В августе же в Константиново уходит еще одно письмо Клюева: «Голубь, ты мой белый […] Ведь ты знаешь, что мы с тобой козлы в литературном огороде, и только по милости нас терпят в нем, и что в этом огороде есть немало колючих кактусов, избегать которых нам с тобой необходимо для здравия как духовного, так и телесного. Особенно я боюсь за тебя: ты как куст лесной щипицы,[25]
— который чем больше шумит, тем больше осыпается. Твоими рыхлыми драченами[26] объелись все поэты, но ведь должно быть тебе понятно, что это после ананасов в шампанском.[27] Я не верю в ласки поэтов-книжников […]. Верь мне. Слова мои оправданы опытом.Ласки поэтов — это не хлеб животный, а «засахаренная крыса»[28]
и рязанцу, и олончанину[29] это блюдо по нутро не придет, и смаковать его нам грешно и безбожно. Быть в траве зеленым, а на камне серым — вот наша с тобой программа, — чтобы не погибнуть.
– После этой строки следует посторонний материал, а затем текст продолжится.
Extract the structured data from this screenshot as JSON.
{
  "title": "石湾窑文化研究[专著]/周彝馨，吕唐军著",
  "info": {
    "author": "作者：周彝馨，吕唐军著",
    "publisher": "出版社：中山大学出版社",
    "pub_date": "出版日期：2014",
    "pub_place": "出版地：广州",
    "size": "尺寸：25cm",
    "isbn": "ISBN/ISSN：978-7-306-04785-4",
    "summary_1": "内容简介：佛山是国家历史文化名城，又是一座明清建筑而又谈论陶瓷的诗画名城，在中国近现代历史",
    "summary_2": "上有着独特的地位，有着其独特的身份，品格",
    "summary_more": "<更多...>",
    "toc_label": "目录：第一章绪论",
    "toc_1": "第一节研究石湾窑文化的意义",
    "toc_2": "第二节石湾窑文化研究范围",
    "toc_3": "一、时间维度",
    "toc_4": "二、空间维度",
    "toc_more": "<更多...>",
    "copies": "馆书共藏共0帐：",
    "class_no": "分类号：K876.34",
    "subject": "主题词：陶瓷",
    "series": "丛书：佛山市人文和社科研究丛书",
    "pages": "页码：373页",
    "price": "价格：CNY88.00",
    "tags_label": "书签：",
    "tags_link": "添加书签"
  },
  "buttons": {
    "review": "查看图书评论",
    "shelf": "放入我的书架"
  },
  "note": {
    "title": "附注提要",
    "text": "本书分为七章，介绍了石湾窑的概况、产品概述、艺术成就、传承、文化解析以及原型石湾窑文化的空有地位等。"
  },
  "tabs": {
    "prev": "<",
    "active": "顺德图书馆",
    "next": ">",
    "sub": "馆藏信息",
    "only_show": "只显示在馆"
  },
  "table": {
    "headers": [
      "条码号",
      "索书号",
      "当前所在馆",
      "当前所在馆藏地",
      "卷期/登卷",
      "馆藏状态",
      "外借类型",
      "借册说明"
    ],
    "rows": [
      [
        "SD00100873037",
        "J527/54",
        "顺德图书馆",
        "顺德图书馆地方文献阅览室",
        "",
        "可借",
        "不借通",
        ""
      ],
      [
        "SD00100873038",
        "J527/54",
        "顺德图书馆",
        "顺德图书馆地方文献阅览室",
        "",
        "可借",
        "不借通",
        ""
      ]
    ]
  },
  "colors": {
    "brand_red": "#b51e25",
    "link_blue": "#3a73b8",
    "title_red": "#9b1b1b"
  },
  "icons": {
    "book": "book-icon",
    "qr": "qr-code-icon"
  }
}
Знай, свет мой, что лавры Игоря Северянина никогда не дадут нам удовлетворения и радости твердой, между тем как любой петроградский поэт чувствует себя божеством, если ему похлопают в ладоши в какой-нибудь «Бродячей собаке»,[30] где хлопали без конца и мне и где я чувствовал себя несчастнейшим из существ земнородных. А умиляться тем, что собачья публика льнет к нам, не для чего, ибо понятно и ясно, что какому-нибудь Кузьмину[31] или графу Монтетули[32] не нужно лишний раз прибегать к шприцу с морфием или с кокаином, потеревшись около нас. Так что радоваться тому, что мы этой публике на каких-либо полчаса заменяем дозу морфия — нам должно быть горько и для нас унизительно…».Клюев в общем-то верно — хотя и утрированно — называет причину бешеного успеха Есенина: модернизм стал надоедать публике, захотелось «свежатинки», настала мода на «народность». А всякая мода, как известно, проходяща. Но предупреждать Есенина от зависти к Северянину было совершенно излишне: побывав однажды на его «поэзовечере», Есенин на вопрос, понравилось ли ему, ответил недвусмысленно: «Нет, стихи есть хорошие, а только что ж все кобенится».
Уже в этом письме Клюева просматривается эгоистическое желание «не отдать» Есенина «в чужие руки», вырвать его из-под влияния питерской интеллигенции. И в дальнейшем Клюев всегда будет стараться, чтобы Есенин не вышел из круга «новокрестьянских» поэтов, поддерживать его религиозные искания и предостерегать от богемы. До поры до времени ему будет это удаваться.
… И вот наконец — желанная для обоих — личная встреча. Вспоминая о тех днях, С. Городецкий писал: «Вероятно, у меня он [Клюев] познакомился с Есениным. И впился в него. Другого слова я не нахожу для начала их дружбы […]. Чудесный поэт, хитрый умник, обаятельный своим коварным смирением, творчеством, вплотную примыкавшим к былинам и духовным стихам севера, Клюев, конечно, овладел молодым Есениным, как овладевал каждым из нас в свое время».
Городецкому вторит и В. Чернявский, также свидетель тогдашнего общения Есенина и Клюева: «…влияние Клюева на Есенина в 1915–1916 годах было огромно. […] Есенин благоговел перед Клюевым как поэтом. В часы, когда тот читал с большим искусством свои тяжелые, многодумные, изощренно-мистические стихи и «беседные наигрыши», Сергей не раз молча указывал на него глазами, как бы говоря: вот они, каковы стихи!»
Но с самого начала отношения с Клюевым не были для Есенина сплошным праздником. «Его влияние на молодого поэта вскоре приобрело характер власти» (М. Бабечников).
Тот, кого Есенин хотел бы видеть старшим другом, учителем и наставником, с первой же встречи «впился» в него, отнюдь не только как в поэта. Клюев был геем. И конечно мальчик-херувимчик сразу же стал объектом его вожделений. Что до Есенина, то он питал к содомии самое глубокое отвращение. Уже через несколько недель после знакомства с «апостолом нежным» он сообщает московской поэтессе А. Столице: «Одолеваем ухаживаньем Клюева». Очевидно, все-таки эти «ухаживанья» не были бесплодными. Они не только вместе появлялись в салонах, но и жили вместе. Поэт и переводчик Ф. Фидлер записал в своем дневнике: «Видимо, Клюев очень любит Есенина: склонив его голову к себе на плечо, он ласково поглаживал его по волосам».